Diurnal Variation of Organic Carbon Sources in Georgia
Yuan Cheng (1), MEI ZHENG (1), Xiuying Zhao (1), Wenyan Shi (1), Xiaolu Zhang (1), Rodney J. Weber (1), Eric S. Edgerton (2), and James J. Schauer (3)
(1) School of Earth and Atmospheric Sciences, Georgia Institute of Technology, Atlanta, GA (2) Atmospheric Research & Analysis, Inc., Cary, NC (3) University of Wisconsin-Madison, Madison, WI
Abstract Number: 569
Preference: Platform Presentation
Last modified: May 13, 2010
Working Group: Aerosol Chemistry
Organic carbon is a major component of PM2.5 in the southeastern United States. The present study was a part of the August Mini-Intensive Gas and Aerosol Study (AMIGAS) in Georgia, in which 8-hour Hi-vol PM2.5 samples were collected during summer 2008 at one urban site and one rural site in Georgia. PM2.5 samples from day and night were analyzed for organic carbon (OC), elemental carbon (EC), and about 100 individual organic compounds including some important tracers. A chemical mass balance model based on molecular markers (CMB-MM) was applied to determine the relative contribution of major sources to ambient OC. There was no significant diurnal variation for PM2.5 during the study period. However, a clear diurnal pattern was observed for OC and EC. OC was higher during the day, mainly contributed by the emissions from gasoline engine exhaust and the formation of secondary organic aerosol (SOA).

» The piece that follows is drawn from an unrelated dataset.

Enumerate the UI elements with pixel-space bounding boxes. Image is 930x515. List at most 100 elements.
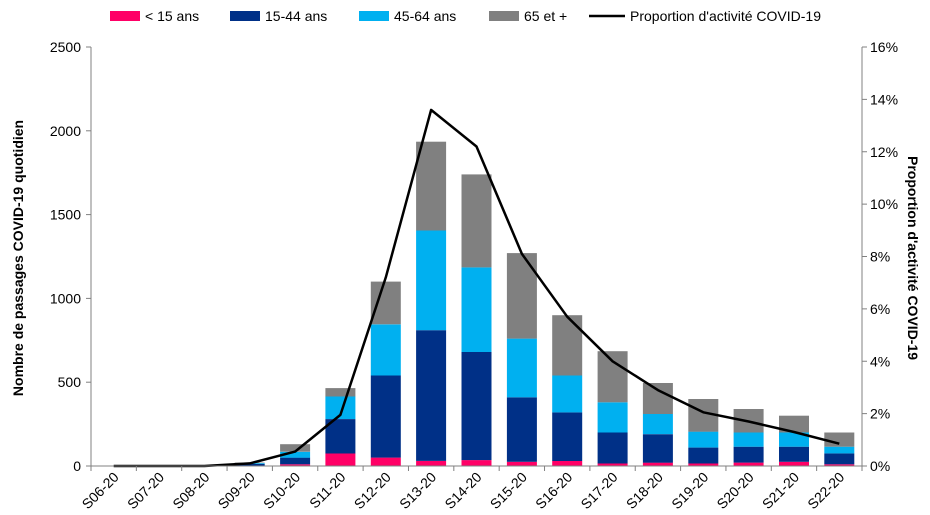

In contrast, EC was higher at night, primarily due to emissions from diesel engine exhaust and also other combustion processes such as biomass burning. Most organic tracers exhibited clear diurnal variations. For example, higher levels of hopanes and steranes were found during the day, while an obvious increase of levoglucosan and PAHs was observed at night. Tracers from secondary formation tend to be more abundant or slightly higher during the day. Primary tracers from combustion related sources are significantly higher at the urban site. However, the difference in secondary components was less significant, indicating a relatively homogeneous distribution of SOA on a regional scale. It is interesting to note that concentrations of cholesterol, a typical tracer for meat cooking, are consistently higher at the rural site, especially during the daytime. This suggests it is very likely that there are additional sources for cholesterol at the rural site.